In January, Google and Microsoft outed what they said was North Korean government-sponsored hackers targeting security researchers. The hackers spent weeks using fake Twitter profiles—purportedly belonging to vulnerability researchers—before unleashing an Internet Explorer zero-day and a malicious Visual Studio Project, both of which installed custom malware.
Now, the same hackers are back, a Google researcher said on Wednesday, this time with a new batch of social media profiles and a fake company that claims to offer offensive security services, including penetration testing, software security assessments, and software exploits.
Once more with feeling
The homepage for the fake company is sleek and looks no different from countless real security companies all over the world.
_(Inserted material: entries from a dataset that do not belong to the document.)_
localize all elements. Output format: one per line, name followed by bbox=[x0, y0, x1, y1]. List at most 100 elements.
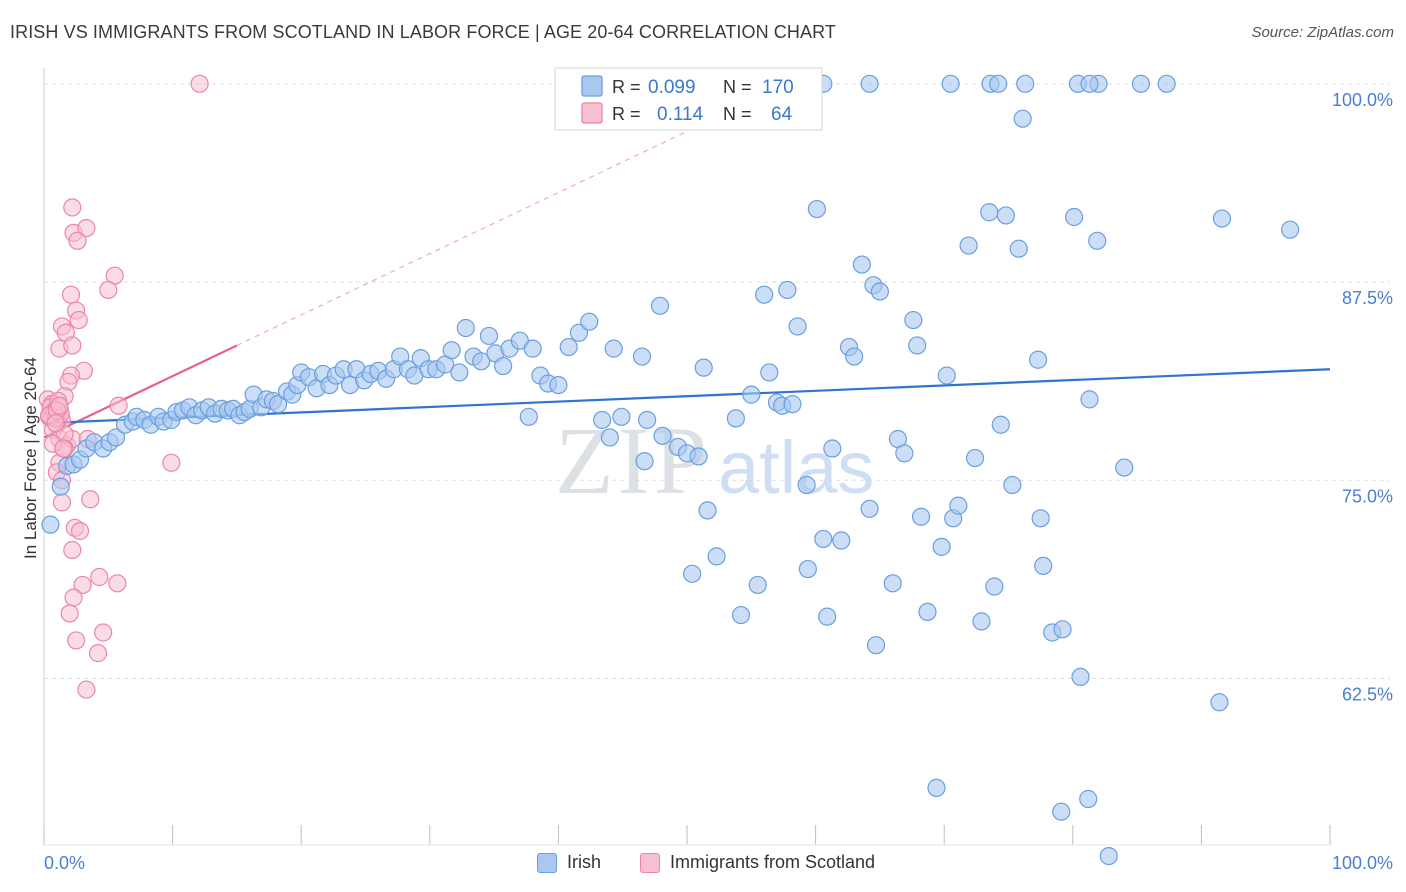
irish-point bbox=[832, 531, 851, 550]
scotland-point bbox=[63, 336, 82, 355]
irish-point bbox=[788, 317, 807, 336]
irish-point bbox=[650, 296, 670, 315]
irish-point bbox=[593, 410, 612, 430]
source-label[interactable]: Source: ZipAtlas.com bbox=[1251, 24, 1394, 41]
y-axis-title: In Labor Force | Age 20-64 bbox=[21, 357, 40, 559]
irish-point bbox=[845, 347, 864, 366]
irish-point bbox=[895, 444, 914, 463]
irish-point bbox=[604, 339, 623, 358]
irish-point bbox=[980, 203, 999, 222]
scotland-point bbox=[54, 439, 73, 458]
scotland-point bbox=[77, 680, 96, 699]
irish-point bbox=[807, 199, 826, 219]
scotland-point bbox=[81, 490, 100, 509]
irish-point bbox=[635, 452, 654, 471]
irish-point bbox=[941, 74, 960, 93]
scotland-point bbox=[162, 453, 181, 472]
legend-n-label-irish: N = bbox=[723, 77, 752, 97]
irish-point bbox=[949, 496, 968, 515]
irish-point bbox=[1210, 693, 1229, 712]
irish-point bbox=[726, 409, 745, 428]
irish-point bbox=[1053, 620, 1072, 639]
scotland-point bbox=[63, 198, 82, 217]
irish-point bbox=[1131, 74, 1151, 93]
irish-point bbox=[1080, 74, 1099, 93]
scotland-point bbox=[190, 74, 209, 93]
legend-swatch-scotland bbox=[581, 102, 603, 124]
irish-point bbox=[972, 612, 991, 631]
irish-point bbox=[798, 559, 817, 579]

The hackers also cooked up more than a dozen new social media profiles that purported to belong to recruiters for security companies, security researchers, and various employees of SecuriElite, the fake security company. The work that went into creating the profiles was fairly impressive.
My favorite is this Twitter profile of @seb_lazar, which presumably corresponds to Sebastian Lazarescue, one of the fake researchers working for the fake SecuriElite.
Security people all know that Lazarus is the name used to identify hackers backed by the North Korean government. Developing detailed Twitter and LinkedIn profiles for a researcher with your fake security company, naming him Sebastian Lazarescue, and having him retweeting lots of top-flight security researchers—some who work for Google—is next-level trolling.
Adam Weidemann, a researcher with Google’s Threat Analysis Group, cautions that the hackers’ past success in luring researchers to websites hosting an IE zero-day means the group should be taken seriously.
“Based on their activity, we continue to believe that these actors are dangerous, and likely have more 0-days,” he wrote.